The Federal Inland Revenue Services (FIRS) executive chairman, Mr Babatunde Fowler, has given a breakdown of how the tax agency would collect the N4.95trn revenue it is hoping to generate this year.
Speaking at the opening session of its corporate strategy retreat the FIRS boss said a total of N2trn is expected from Value Added Tax (VAT); N1.87trn from Companies Income Tax, N800bn from Petroleum Profit Tax, N180bn from Education Tax and N20bn from the National Information Technology Development Fund.
He said, “We have proposed a revenue target of N4.957trillion for 2016. This target is largely dependent on non-oil collections; in particular, VAT will account for N2trn and CIT is expected to account for N1.87trn.

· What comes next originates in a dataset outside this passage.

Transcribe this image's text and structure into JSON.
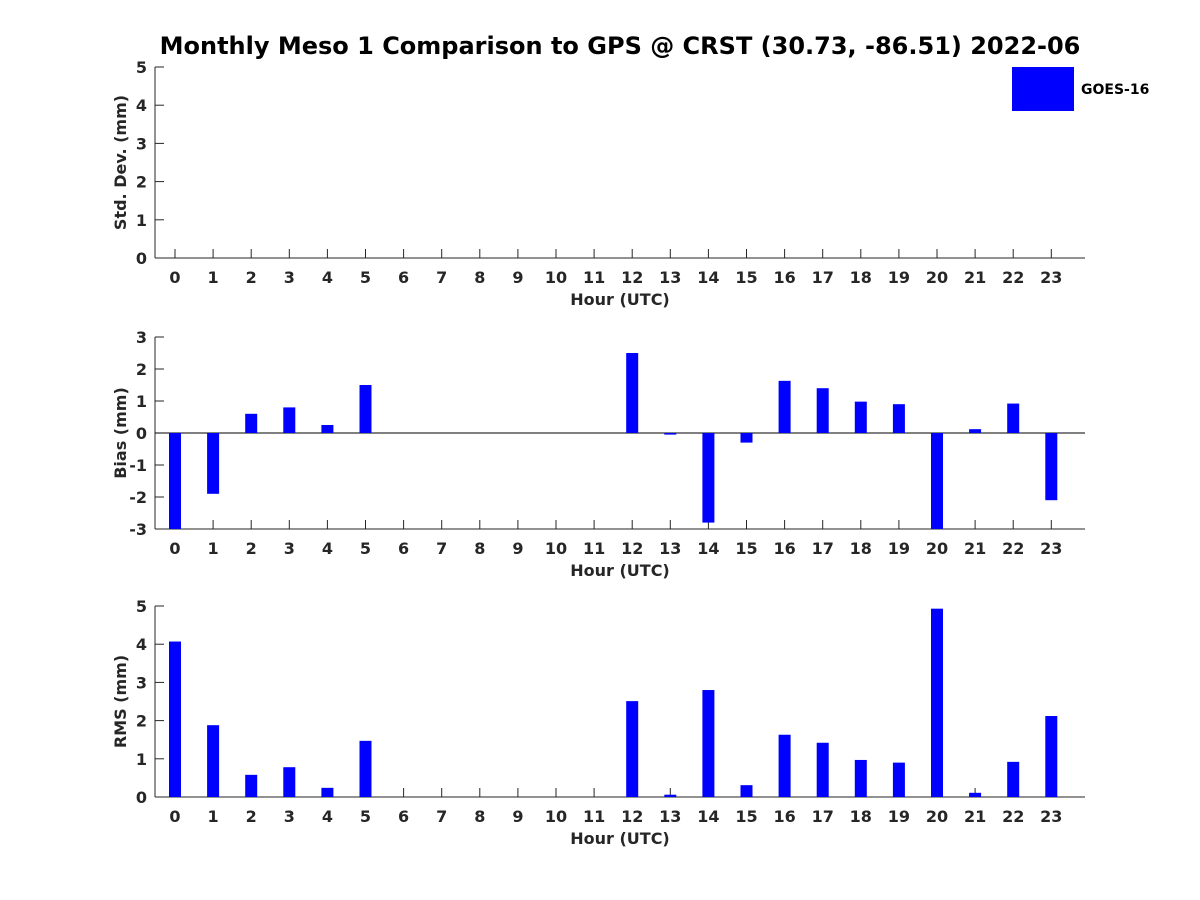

“Between them, these two taxes are expected to provide almost 80 per cent of our collection in 2016. We therefore have our work cut out and there is no room for complacency.”
On the revenue performance of the service for the 2015 fiscal period, the FIRS boss said the service was able to generate a total of N3.74trn out of its target of N4.57trn.
For VAT, he said the sum of N767.33bn was generated out of a revenue target of N1.28trn.
He said out of a target N1.48trn for PPT, the service was able to generate N1.28trn while in the area of CIT, the service collected N1.29tn from the target of N1.51trn.
He said, “The above performance is clearly unacceptable and is not a reflection of our capacity. I am particularly not pleased with the very poor VAT collection, which, based on my previous experience at the state level in the administration of tax similar to VAT, should be high yielding and easy to collect.
“Even the relative good performance of CIT is buoyed by the fact that an initiative directly overseen by my office in the last three months of 2015 accounted for a collection of over N122bn, without which the performance for CIT would have been less than 85 per cent.”
He said owing to the fact that the level of voluntary tax compliance was still low, the service had introduced a number of initiatives aimed at improving compliance to about 90 per cent.
He said that, as part of efforts to reduce complacency, the service had introduced a performance management strategy to ensure that it meets its target.
He said, “As part of this enhanced performance system, we have increased the threshold for payment of performance bonuses from 60 per cent to 70 per cent.
“It is our expectation that you will not only meet, but surpass this 70 per cent threshold because if we meet only 70 per cent of our target, then government will be unable to fund the 2016 budget.”
In his remarks at the event, the minister of Budget and National Planning, Udo Udoma said the reforms being carried out in agencies of government had provided a platform to generate additional revenue from non-oil sources.
He said the country had yet to take advantage of its size as the largest economy in Africa to generate enough revenue from non-oil sources, as Nigeria’s tax to Gross Domestic Product ratio is still below global average.